Tribal leaders and elders don’t want to risk seeing those days come back if the ICWA is struck down by the Supreme Court, they told the committee.
That is but one of several pieces of legislation for Native communities that has a strong chance of passing in the current session, Kunesh said in an interview. Some others are supportive of emotional causes and others, naturally, involve providing funds for projects.
She is chief author of six such bills currently making progress through committees. One allows student data to be shared with tribal nations under certain circumstances, and another, Teachers of Color Act, that she described as a broad way to deal with racism in education that damages students and teachers. “We might fine tune this some, but I’m confident it will pass.”
Kunesh and Keeler have bills in their respective houses to create special auto license plates calling attention to Missing and Murdered Indigenous Relatives. Kunesh is confident that will pass, and she also thinks a bill she is sponsoring in the Senate that is also part of Gov. Tim Walz’s agenda will become law. It would prohibit school districts from prohibiting students from wearing regalia or objects of cultural significance at graduation ceremonies.
She also is chief author of a routine bill providing operating funds for the Minnesota Indian Affairs Council. And, she is co-author of a bill to appropriate $3 million for tribal colleges. “They are historically underfunded,” she said.
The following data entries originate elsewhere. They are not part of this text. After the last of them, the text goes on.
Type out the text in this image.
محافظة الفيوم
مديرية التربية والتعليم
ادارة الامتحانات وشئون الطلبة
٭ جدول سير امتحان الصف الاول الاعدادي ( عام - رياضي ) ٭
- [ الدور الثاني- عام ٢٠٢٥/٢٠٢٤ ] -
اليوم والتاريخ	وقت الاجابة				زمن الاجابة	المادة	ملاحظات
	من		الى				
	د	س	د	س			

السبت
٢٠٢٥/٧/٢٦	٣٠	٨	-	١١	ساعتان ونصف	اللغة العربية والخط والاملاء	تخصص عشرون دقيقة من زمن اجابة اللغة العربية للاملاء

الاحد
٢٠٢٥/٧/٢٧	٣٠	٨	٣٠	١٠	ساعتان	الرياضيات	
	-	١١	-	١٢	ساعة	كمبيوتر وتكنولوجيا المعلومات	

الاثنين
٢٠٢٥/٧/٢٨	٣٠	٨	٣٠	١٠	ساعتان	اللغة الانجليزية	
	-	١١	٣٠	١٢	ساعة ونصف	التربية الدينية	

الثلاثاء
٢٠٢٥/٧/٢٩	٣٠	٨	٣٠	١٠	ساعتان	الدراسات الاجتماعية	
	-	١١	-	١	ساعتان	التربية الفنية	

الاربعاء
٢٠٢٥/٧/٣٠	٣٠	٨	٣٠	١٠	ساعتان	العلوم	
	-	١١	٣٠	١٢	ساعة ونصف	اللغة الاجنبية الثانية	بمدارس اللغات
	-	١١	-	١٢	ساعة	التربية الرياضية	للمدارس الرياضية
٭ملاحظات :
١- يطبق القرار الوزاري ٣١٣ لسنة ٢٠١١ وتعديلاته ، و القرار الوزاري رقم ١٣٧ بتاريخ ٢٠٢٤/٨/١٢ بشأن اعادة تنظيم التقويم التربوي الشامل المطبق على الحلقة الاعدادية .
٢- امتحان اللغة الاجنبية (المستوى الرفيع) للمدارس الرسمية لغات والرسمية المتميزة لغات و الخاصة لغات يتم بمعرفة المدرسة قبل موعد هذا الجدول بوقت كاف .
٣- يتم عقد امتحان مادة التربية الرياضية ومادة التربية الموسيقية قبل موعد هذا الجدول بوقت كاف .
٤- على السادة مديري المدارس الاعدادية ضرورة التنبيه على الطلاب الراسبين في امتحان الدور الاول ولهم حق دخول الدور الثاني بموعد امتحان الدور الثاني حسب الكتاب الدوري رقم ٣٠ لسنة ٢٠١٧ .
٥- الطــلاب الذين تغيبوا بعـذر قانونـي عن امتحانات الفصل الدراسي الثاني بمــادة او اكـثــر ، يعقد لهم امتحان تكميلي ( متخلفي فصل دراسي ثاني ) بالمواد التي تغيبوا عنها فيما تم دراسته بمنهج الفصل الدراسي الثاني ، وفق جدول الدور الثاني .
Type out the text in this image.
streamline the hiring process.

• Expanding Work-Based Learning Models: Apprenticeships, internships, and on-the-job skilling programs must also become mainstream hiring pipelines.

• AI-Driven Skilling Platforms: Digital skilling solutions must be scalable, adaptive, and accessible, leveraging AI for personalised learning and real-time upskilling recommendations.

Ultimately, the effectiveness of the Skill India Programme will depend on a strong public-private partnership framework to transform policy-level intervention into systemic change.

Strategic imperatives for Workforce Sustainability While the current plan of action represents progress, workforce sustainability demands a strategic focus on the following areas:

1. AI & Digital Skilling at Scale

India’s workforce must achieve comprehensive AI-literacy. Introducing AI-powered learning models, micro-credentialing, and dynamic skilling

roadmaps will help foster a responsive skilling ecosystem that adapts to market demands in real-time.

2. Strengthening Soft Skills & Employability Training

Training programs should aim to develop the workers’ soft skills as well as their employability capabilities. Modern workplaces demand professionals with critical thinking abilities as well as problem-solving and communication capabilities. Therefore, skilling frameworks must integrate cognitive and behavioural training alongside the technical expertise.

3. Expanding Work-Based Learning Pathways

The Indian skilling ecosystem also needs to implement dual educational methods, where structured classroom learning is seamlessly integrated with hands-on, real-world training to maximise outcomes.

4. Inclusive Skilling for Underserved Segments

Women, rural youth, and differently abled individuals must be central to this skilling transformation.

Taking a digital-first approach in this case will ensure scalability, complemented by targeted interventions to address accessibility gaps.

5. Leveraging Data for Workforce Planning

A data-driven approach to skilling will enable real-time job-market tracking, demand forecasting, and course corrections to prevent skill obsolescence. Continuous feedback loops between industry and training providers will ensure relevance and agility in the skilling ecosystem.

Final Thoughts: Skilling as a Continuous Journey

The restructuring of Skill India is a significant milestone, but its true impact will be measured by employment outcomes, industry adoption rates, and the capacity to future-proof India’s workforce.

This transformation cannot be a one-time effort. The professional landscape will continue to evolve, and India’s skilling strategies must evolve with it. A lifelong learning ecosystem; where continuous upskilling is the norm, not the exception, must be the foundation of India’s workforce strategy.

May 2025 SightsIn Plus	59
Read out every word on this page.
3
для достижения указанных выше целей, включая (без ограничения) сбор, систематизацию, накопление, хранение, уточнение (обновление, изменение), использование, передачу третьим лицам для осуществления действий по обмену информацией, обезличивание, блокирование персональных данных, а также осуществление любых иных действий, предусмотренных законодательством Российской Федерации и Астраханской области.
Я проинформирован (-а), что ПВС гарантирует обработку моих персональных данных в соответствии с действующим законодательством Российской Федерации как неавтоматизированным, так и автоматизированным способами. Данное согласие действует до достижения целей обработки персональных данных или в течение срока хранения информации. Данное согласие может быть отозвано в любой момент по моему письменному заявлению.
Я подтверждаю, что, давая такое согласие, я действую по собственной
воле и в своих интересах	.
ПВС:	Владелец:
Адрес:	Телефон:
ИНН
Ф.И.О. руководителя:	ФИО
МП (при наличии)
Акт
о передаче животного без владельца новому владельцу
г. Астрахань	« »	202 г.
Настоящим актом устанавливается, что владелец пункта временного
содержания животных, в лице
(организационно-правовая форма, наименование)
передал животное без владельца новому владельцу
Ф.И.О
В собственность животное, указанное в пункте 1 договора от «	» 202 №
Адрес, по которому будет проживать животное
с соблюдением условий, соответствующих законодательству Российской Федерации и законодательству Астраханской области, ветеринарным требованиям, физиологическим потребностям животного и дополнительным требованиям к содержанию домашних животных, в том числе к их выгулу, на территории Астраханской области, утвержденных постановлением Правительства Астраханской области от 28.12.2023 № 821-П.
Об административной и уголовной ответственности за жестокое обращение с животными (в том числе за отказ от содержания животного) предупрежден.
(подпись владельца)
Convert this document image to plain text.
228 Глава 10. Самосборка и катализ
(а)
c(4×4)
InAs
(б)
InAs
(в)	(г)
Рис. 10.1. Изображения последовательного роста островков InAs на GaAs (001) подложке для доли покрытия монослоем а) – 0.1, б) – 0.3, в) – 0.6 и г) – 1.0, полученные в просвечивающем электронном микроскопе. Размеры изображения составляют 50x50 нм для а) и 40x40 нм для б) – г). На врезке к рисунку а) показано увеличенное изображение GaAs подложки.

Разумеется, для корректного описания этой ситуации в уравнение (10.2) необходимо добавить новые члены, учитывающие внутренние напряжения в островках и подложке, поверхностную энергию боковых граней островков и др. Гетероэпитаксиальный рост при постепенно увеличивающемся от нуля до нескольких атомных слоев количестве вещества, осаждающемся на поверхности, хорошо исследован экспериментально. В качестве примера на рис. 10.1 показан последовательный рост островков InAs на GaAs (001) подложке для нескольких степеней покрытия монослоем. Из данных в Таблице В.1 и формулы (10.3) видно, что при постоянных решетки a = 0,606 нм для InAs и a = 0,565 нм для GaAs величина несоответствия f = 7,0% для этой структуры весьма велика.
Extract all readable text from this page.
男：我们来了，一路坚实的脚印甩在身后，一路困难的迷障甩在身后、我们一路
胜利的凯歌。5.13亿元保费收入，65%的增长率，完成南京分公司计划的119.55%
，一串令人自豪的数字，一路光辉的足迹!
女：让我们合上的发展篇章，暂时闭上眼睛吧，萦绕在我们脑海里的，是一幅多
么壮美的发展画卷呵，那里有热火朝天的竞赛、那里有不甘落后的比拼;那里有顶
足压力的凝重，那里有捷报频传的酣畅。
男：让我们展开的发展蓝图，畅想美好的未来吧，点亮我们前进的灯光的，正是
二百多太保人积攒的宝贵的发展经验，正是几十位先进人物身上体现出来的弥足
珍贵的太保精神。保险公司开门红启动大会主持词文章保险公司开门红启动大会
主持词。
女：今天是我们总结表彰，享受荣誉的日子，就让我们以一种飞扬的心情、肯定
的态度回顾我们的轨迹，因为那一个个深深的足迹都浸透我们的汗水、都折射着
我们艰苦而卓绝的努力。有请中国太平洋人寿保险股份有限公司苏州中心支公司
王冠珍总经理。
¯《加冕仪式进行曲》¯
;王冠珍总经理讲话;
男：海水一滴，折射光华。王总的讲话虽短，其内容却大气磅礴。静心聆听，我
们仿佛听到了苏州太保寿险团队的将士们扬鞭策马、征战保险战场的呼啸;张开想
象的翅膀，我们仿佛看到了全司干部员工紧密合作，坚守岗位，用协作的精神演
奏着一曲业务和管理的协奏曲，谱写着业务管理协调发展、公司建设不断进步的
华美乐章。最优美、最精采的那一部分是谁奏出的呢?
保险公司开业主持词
On other issues before the Legislature, there does seem to be momentum for a bill allowing sports betting in Minnesota. The bill making headway for passage would keep betting in the hands of tribal gaming enterprises.
There was also strong possibility that funding for projects sought by the Metropolitan Urban Indian Directors (MUID) and its related Urban Indigenous Legacy Initiative (UILI) will be approved in a two-step process this year.
Sixteen non-profit Native organizations banded to form a joint effort in the past to seek state appropriations for buildings and selected other projects. Those efforts stalled in 2022 as some members feared who might get credit for legislative action.
Kunesh is involved in seeking funding for UILI projects. She also recently introduced a bill that would exempt the Office of Ombudsman for American Indian Families from paying court fees.
Many of these bills need perusal and approval by judiciary committees in the two legislative houses. That, too, is a reason for Kunesh to be optimistic about progress this session. Rep. Jamie Becker-Finn, DFL-Roseville and a Leech Lake Ojibwe descendant, is chair of the House Judiciary Finance and Civil Law Committee that will handle many of these bills. And she, like Kunesh, is a founding member of the People of Color & Indigenous (POCI) Caucus in the Legislature that formed on the theory there is strength in numbers.